The Cultural Boycott
Editor’s Box from fRoots 298 (April 2008)
There have been periods when, looking back, there were little mini golden ages. In the early days of enthusiasm for world music there were regular good series like Rhythms Of The World and Jeremy Marre’s excellent films cropping up. When BBC 4 cranked into action we were spoiled for choice — special live concerts by artists as diverse as June Tabor or Baaba Maal, documentaries on everything from Bob Copper to the music of Madagascar and Folk Britannia, and we began to take it as read that every year there would be good coverage of Womad, Cambridge, the Awards For World Music, the Folk Awards and one year even Sidmouth Folk Festival. Now, most of these events don’t get broadcast any more — quite an eyebrow raising situation really, given how much festivals (as demonstrated this issue) are a major part of our national cultural experience and really shouldn’t be left undocumented.

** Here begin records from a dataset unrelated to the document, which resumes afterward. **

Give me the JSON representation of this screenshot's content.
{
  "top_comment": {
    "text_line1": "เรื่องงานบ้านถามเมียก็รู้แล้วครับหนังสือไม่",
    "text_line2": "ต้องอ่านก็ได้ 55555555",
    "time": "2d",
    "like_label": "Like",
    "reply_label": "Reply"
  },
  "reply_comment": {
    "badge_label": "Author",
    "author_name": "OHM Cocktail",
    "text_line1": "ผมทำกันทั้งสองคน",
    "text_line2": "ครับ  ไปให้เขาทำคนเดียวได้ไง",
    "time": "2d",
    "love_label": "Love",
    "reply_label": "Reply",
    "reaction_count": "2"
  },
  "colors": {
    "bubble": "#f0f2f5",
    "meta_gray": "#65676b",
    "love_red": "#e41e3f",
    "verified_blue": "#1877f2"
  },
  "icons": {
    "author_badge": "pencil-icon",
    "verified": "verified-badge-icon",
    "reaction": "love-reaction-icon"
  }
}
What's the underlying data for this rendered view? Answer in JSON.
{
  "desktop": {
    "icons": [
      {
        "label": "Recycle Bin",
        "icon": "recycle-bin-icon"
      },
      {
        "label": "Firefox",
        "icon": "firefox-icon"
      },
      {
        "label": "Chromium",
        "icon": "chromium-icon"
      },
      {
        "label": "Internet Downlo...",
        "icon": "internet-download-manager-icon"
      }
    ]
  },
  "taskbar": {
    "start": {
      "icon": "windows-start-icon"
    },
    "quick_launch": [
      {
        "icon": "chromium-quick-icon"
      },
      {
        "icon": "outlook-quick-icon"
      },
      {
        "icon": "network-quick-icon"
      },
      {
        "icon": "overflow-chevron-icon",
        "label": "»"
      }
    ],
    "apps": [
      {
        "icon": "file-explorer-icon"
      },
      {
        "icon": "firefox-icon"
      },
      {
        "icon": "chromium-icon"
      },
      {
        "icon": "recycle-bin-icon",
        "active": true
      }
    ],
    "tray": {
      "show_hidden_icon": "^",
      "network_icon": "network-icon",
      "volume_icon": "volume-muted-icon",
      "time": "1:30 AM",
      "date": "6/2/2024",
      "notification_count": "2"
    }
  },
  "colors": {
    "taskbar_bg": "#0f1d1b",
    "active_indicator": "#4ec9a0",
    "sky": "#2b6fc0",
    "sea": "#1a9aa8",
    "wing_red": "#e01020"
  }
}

‘Undocumented’ is the pertinent word. Straightforward concert performances can still leave something to be desired on TV, and in these days of YouTube, MySpace, promo videos and extra DVDs in CD packages, perhaps there is more than enough straight footage available of people banging away on stages to keep everybody sated. But BBC4’s recent Euro Roots and the previews of Channel 5’s My Music series — see page 28 — brought home just how much value is added by a good documentary that gets under the skin of the subject. And clearly such programming can haul in the viewers: the Channel 5 series almost certainly wouldn’t have happened if the producer’s previous Kathryn Tickell’s Northumbria hadn’t pulled in excess of 750,000 viewers. Which makes it very odd that 5 have scheduled these follow-ups for 11am on Sunday mornings …
One good development is the democratisation of film making because of technological advances parallel to those in music recording, and the prospects held out by full-length video distribution via the web through iTunes, Apple TV etc. As more people get stuck into projects driven by knowledge, love and enthusiasm — Screen Station’s As Old As My Tongue (Bi Kidude), Patrick Ferryn’s The Man With The Banjo (Derroll Adams) or Todd Kwait’s Chasin’ Gus’ Ghost (Gus Cannon and the jug bands), to mention just a few — perhaps these vital documentaries currently only being seen by the few at independent film festivals and small-scale screenings will start finding their way into our homes more readily, and we’ll all be the richer for it.